Ideally we would all work in a space were it would be okay to voice your opinions without facing any type of backlash, but that would be a Utopian wonderland that exists only in our dreams.
Thousands of people gathered at the Las Vegas HR Technology conference last month to explore new innovations that would provide similar platforms for employers.
An App called Hyphen was introduced that adopted a model of
“bottom-up” instead of the often adopted top-down engagement system. The focus of Hyphen is to allow HR professionals to “understand the workforce in a way they never could before: what they love, what they hate, what they think of every event at work and what makes them tick. In real time.”
My boss has used Survey Monkey in the past, and expressed that by allowing employees to stay anonymous, he was able to hear brand new opinions he might have otherwise never heard. Are we ready for this type of anonymous feedback?
Walking through the halls at work, I cannot count the amount of times that I’ve heard someone screaming out of anger. I have worked for organizations that have always welcomed my input, yet there are still are those selected few who don’t feel like they can openly express themselves, and they save it for that moment alone in their office, or (in my employment at In-N-Put burger) alone in the refrigerator.
The anonymous platform seems a bit dangerous. Of course the app allows for users to flag a post, or executives to take down any inappropriate content, but are employers truly ready to hear what those who save it for the refrigerator have to say?
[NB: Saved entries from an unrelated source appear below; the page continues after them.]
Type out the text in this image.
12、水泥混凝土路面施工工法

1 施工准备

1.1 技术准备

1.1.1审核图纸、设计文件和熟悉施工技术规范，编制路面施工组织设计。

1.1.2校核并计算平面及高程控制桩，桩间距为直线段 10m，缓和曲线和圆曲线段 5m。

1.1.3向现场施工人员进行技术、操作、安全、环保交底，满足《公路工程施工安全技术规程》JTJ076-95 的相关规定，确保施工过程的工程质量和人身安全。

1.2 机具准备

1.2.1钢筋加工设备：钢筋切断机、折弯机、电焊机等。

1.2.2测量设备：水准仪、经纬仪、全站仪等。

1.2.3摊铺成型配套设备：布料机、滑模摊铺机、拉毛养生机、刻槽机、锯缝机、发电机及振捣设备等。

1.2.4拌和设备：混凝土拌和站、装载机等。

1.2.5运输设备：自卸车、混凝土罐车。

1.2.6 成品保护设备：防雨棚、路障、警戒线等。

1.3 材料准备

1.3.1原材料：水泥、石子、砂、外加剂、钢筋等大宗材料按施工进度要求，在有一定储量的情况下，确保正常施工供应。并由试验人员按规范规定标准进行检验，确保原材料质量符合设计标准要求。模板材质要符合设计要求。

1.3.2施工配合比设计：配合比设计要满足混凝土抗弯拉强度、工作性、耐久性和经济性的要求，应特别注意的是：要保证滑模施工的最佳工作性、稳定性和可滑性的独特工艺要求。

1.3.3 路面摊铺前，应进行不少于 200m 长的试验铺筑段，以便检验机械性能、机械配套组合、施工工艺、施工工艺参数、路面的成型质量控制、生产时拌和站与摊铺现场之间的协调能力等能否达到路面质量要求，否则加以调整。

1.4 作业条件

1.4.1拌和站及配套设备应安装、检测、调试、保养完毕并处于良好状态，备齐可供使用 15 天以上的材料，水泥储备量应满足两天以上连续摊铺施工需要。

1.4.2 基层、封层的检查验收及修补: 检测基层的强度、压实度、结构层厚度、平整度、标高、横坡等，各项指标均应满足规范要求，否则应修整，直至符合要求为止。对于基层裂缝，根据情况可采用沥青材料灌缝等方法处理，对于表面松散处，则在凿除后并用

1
Even if they aren’t ready, maybe its worth it? All of this is is to create an environment that ultimately makes employees happy, and happy employees usually means happy customers.
Several research studies find correlations between employee engagement and service, sales and quality. Employee satisfaction results in higher employee engagement, meaning people are not just showing up to work, but they are passionate about the organization they are a part of.